Patient adherence an essential factor for successful tuberculosis treatment

The existing treatment, which combines several antibiotics prescribed for a period of 6 to 8 months – as against 18 months to 2 years still only a few years ago – has proved efficient in 95 % of cases. However, this efficacy is called into question by the low adherence of patients to treatment, particularly in the most deprived areas, which are often indeed the worst hit by the disease.

In spite of the WHO recommendation to administrate the treatment under the direct supervision of health care personnel who play the role of supporter (DOT : Directly observed therapy), more than 10% of patients stop the treatment before the prescribed period. This defaulting, along with irregularity in taking the medicines, creates increased risk of serious relapse, which opens the way to a rise in transmission events and the emergence of bacteria resistant to the prescribed antibiotics.

Starting from the principle that tuberculosis control must involve the identification of the obstacles to full comprehensive access to treatment, IRD researchers and their partners (1) studied, in Senegal, the different geographical, behavioural and socio-cultural factors that enter into the perception of the treatment and adherence to it.

In these countries, where over 9000 new cases of tuberculosis are diagnosed every year, access to free treatment is provided by the National Tuberculosis Control Programme through government health districts (2). However, nearly 30 % of patients do not follow this treatment correctly and scarcely 60% of people ill from the disease receiving a prescription manage to be cured. What are the reasons for this? Long distances from the health centres are among the first difficulties encountered. However, insufficient emphasis on listening to patients, counselling and information provision by health district personnel, associated with shortfalls in following up the DOT strategy also combine to discourage patients from taking the treatment right to the end of the prescribed course. In this context, the researchers looked simultaneously into the relations between health-care staff and the tuberculosis patients, the perception of the disease and its treatment in the community in which they live. They thus proposed action consisting of four major strands: training of health-care personnel, aiming to improve communication and support to patients, the decentralization of access to treatment to offer availability at local medical posts by involving health personnel who are attached to these, reinforcement of the DOT strategy by allowing patients to choose their supporter from among the staff or from within their community (imam, family relation, teacher…) and improved coordination of the activity of medical posts from the district centres.
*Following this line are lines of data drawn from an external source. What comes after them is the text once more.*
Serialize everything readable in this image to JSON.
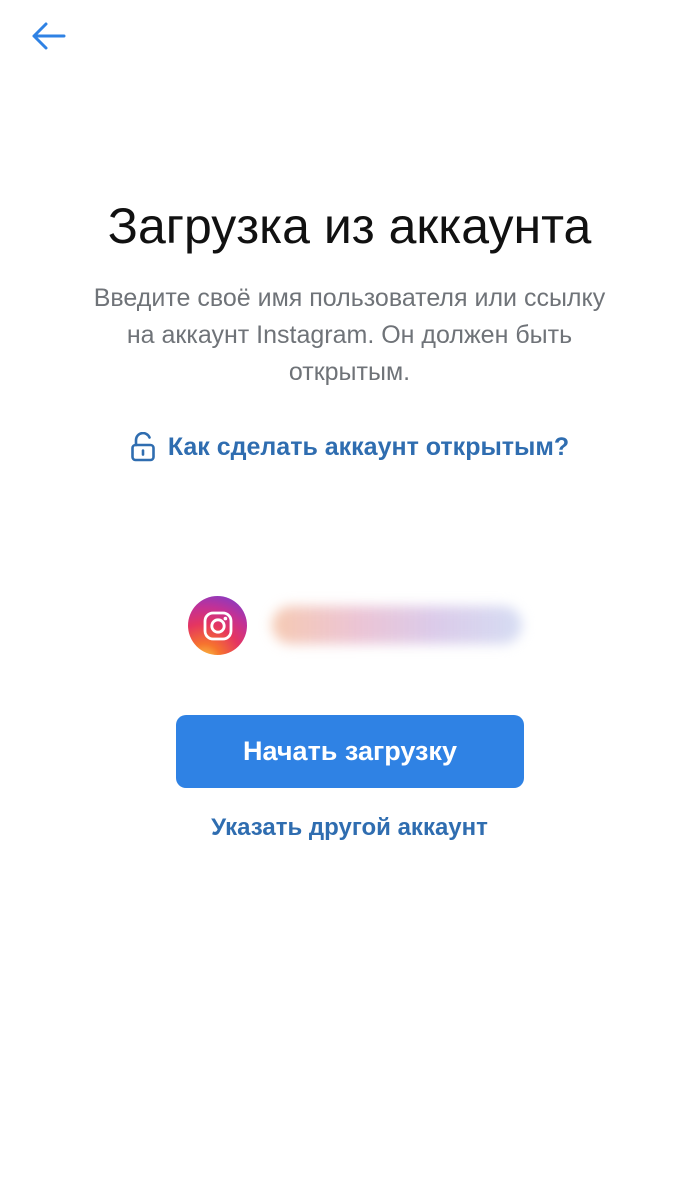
{
  "header": {
    "back_icon": "arrow-left-icon"
  },
  "main": {
    "title": "Загрузка из аккаунта",
    "subtitle_lines": [
      "Введите своё имя пользователя или ссылку",
      "на аккаунт Instagram. Он должен быть",
      "открытым."
    ],
    "help_link": {
      "icon": "unlock-icon",
      "label": "Как сделать аккаунт открытым?"
    },
    "account": {
      "icon": "instagram-icon"
    },
    "start_button_label": "Начать загрузку",
    "other_account_label": "Указать другой аккаунт"
  },
  "colors": {
    "accent": "#2f82e4",
    "link": "#2f6db0",
    "title": "#111111",
    "subtitle": "#6f7378",
    "background": "#ffffff"
  }
}
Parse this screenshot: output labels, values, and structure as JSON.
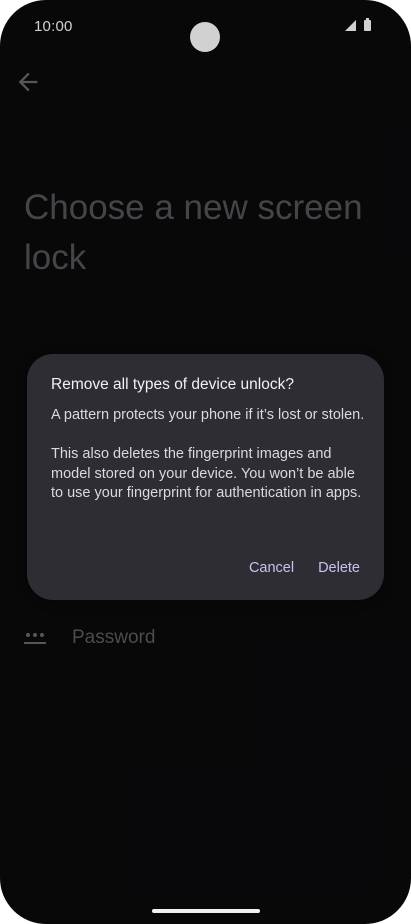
{
  "status_bar": {
    "time": "10:00"
  },
  "page": {
    "title": "Choose a new screen lock"
  },
  "options": [
    {
      "label": "Password",
      "icon": "password-dots-icon"
    }
  ],
  "dialog": {
    "title": "Remove all types of device unlock?",
    "body": [
      "A pattern protects your phone if it’s lost or stolen.",
      "This also deletes the fingerprint images and model stored on your device. You won’t be able to use your fingerprint for authentication in apps."
    ],
    "cancel_label": "Cancel",
    "delete_label": "Delete"
  },
  "colors": {
    "background": "#0a0a0c",
    "dialog": "#2e2d33",
    "accent": "#c9c2f0"
  }
}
To test the effectiveness of this action, a randomized controlled clinical trial was run between June 2003 and January 2005 on 16 district health centres and 1522 patients, who were separated at random into two groups. The first group was treated according to the action procedure proposed by the researchers, the second according to the usual strategy of the National Tuberculosis Control Programme (control group). After one year, a distinct improvement in adherence to treatment was observed in the first case: the rate of cure from tuberculosis rose by 20% and the proportion of patients defaulting fell by two-thirds (from 16.8 to 5.5 %).

The training of health-care personnel, communication to inform patients and make them aware of their responsibilities, just as the taking into account of the local, social and cultural context of communities, clearly appear to be essential factors for the sound running of the therapy and the long-term efficacy of actions geared to tuberculosis control. This action strategy, by improving adherence to treatment and the rate of successful patient outcomes, should thus help restrict the spread of the disease and prevent the arrival on the scene of new resistant strains of bacteria. Research work is continuing, in the form of a trial conducted by the IRD in conjunction with WHO, aiming to make available a shorter, 4-month treatment which could lead to still a further improvement of adherence and outcome results.
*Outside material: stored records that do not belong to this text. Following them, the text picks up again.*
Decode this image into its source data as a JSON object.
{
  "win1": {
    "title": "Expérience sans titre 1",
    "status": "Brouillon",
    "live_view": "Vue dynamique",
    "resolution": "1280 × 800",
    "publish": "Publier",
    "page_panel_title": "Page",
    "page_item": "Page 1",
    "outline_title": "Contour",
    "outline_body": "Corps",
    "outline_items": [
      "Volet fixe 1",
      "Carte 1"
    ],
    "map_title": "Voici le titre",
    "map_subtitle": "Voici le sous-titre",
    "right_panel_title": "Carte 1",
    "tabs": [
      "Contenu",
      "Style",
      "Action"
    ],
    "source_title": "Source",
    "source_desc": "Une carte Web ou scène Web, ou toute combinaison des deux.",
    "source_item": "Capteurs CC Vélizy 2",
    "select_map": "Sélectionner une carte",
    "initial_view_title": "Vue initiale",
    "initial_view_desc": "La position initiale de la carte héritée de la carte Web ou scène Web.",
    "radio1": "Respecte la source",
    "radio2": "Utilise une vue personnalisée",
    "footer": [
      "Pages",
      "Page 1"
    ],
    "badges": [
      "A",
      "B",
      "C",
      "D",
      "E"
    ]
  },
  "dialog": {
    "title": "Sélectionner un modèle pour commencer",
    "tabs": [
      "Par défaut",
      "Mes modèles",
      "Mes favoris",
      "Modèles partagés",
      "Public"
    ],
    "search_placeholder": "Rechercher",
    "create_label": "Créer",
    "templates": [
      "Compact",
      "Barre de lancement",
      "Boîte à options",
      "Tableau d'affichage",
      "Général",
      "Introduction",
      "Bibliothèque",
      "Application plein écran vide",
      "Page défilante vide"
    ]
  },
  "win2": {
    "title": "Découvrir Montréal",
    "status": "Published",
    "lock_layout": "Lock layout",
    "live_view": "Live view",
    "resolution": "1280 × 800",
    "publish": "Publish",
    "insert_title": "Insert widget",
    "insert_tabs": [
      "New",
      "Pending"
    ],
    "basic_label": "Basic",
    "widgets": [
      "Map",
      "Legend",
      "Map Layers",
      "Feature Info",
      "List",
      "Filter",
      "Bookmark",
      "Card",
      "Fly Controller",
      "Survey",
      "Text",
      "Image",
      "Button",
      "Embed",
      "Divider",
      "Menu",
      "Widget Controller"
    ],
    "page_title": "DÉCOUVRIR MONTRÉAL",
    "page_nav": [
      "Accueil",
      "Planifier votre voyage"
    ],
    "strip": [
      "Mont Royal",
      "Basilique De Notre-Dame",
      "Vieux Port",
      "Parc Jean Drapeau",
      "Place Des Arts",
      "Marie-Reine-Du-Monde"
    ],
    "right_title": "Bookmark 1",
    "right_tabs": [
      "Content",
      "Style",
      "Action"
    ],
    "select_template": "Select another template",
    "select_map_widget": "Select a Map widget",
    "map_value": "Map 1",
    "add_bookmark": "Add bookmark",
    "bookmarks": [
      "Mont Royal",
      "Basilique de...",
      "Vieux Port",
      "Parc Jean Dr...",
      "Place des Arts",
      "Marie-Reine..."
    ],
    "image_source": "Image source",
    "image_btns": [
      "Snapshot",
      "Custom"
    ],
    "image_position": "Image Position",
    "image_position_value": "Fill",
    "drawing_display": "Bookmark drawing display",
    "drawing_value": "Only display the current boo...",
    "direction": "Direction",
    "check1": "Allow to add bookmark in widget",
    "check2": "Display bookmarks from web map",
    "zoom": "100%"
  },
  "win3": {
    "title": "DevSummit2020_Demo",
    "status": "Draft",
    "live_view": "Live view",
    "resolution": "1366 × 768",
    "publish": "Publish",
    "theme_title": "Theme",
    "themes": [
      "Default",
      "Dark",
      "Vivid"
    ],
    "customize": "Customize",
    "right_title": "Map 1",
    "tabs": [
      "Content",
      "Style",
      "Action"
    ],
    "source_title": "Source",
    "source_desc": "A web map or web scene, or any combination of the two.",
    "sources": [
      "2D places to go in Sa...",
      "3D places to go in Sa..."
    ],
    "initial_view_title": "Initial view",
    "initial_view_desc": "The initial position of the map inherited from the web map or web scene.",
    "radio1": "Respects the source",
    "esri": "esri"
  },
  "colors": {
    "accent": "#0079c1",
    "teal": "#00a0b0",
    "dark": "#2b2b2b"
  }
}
Marie Guillaume-Signoret – IRD
Translation : Nicholas Flay
(1)This research involved IRD research unit UR 145 (Programme Tuberculose), the London School of Hygiene and Tropical Medicine, the Programme National de Lutte anti-tuberculeuse of Senegal, and the International Union against Tuberculosis and Lung Diseases, based in Paris.

(2)The standard treatment recommended here lasts 8 months: a 2-month phase to attack the disease by combining rifampicin, isoniazid, pyrazinamid and ethambutol followed by stabilizing phase of 6 months involving combined treatment with isoniazid and ethambutol.